Toynbee thought that all the world's other civilizations were already dead in the ditch; thus the West's universal state would be truly universal (at least if your Universe is Earth). Other civilizations have since given hints that he held the coroner's inquest prematurely. Europe as merely one contending Earth-based power sounds more like the 19th century colonial scramble than the grandeur that was Rome, but if Toynbee could be stretchy with his history so can we. We'll let the full-blown Terran Empire - or should it be l'empire terrestrienne? - emerge in its full glory only gradually.
According to Toynbee our Western universal state should last 400 years, give or take, to sometime around 2420. That's not such a bad date for the Fall of the Terran Empire, is it? Worth scrambling back to the 17th century for an anchor point. Four hundred years seems like just about time enough to invent starships, find planets, colonize them, and create an interstellar empire. Then to party so hearty in celebration that when you come to on the floor the Empire has collapsed and space vikings are running around getting their horned space helmets stuck in airlocks.*
Toynbee also helps us fill in our chronology. The empire will hit a rough patch about 200 years before the end, long around 2218 or so. We can shoehorn in the American Revolution in Space here; why not? It must sort of fizzle out, though - Old Europe failing to learn from the Noble Colonists - since the empire picks itself back up and keeps going till it falls for good in the 25th century.
Other stuff will happen as well, according to Toynbee. One or more new great world religions will be founded (we may hope this was not a prediction of Scientology). As to why the empire will fall, considering that he wrote ten volumes on the subject, Toynbee is surprisingly hazy. It isn't just the old standby, becoming decadent and hedonistic - Toynbee knew perfectly well that the really wild parties, Petronius the Arbiter and all that, came in the early days of Roman Empire, not its last days. The whole thing just sort of runs down.
Its' easier to imagine why the Terran Empire would fall: by tripping over its own enormous scale. A truly cosmic real estate boom - sunny quarter-acres on Gleise 581c! - would naturally produce an equally cosmic bubble and bust.
Once I built a world, now it's done;
brother, can you spare a dime?
A civilization that needs an FDR gets some well-meanng bureaucrats in Brussels - if that isn't enough to bring down the Terran Empire, what is?

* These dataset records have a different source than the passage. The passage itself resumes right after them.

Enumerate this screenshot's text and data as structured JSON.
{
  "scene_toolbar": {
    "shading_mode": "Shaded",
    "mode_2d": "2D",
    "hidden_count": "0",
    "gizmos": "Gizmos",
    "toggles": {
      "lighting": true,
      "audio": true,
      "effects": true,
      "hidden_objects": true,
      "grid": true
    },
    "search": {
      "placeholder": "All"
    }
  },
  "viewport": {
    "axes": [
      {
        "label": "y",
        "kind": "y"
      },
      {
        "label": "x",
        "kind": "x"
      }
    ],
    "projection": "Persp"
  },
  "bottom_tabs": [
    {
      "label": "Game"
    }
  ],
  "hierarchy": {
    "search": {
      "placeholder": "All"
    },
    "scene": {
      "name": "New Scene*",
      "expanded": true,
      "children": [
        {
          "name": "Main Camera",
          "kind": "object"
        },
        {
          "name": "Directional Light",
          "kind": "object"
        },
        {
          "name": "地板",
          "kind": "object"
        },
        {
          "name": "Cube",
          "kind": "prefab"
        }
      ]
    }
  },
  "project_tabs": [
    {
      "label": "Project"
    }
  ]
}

Toynbee schedules some aftermath, too. A proper Interregnum lasts some 300 years - which gets us up to 2720 or thereabouts - and may feature one last college try at restoring the empire, sort of like Justinian and Belisarius, maybe around the late 2500s. It goes flat, but by 2720 the worlds are stirring, trade is growing - all that stuff that calls out to true geeks to find their RPG rules and 20-sided dice. It's Civilization Time!
In the end, as it turns out, we haven't gotten all that much from Toynbee, which probably explains why he has fallen down the memory hole. He never does quite tell us why our Terran Empire falls; we had to conjure up that for ourselves. Hari Seldon he wasn't. All we got was a bare timetable, but for the creator of a long-scale future history it's something - "2421: date traditionally given for the fall of the Terran Empire ..."
* Yes, I know - the original Vikings didn't run around wearing horned helmets, either. They did have cool dragon ships, though.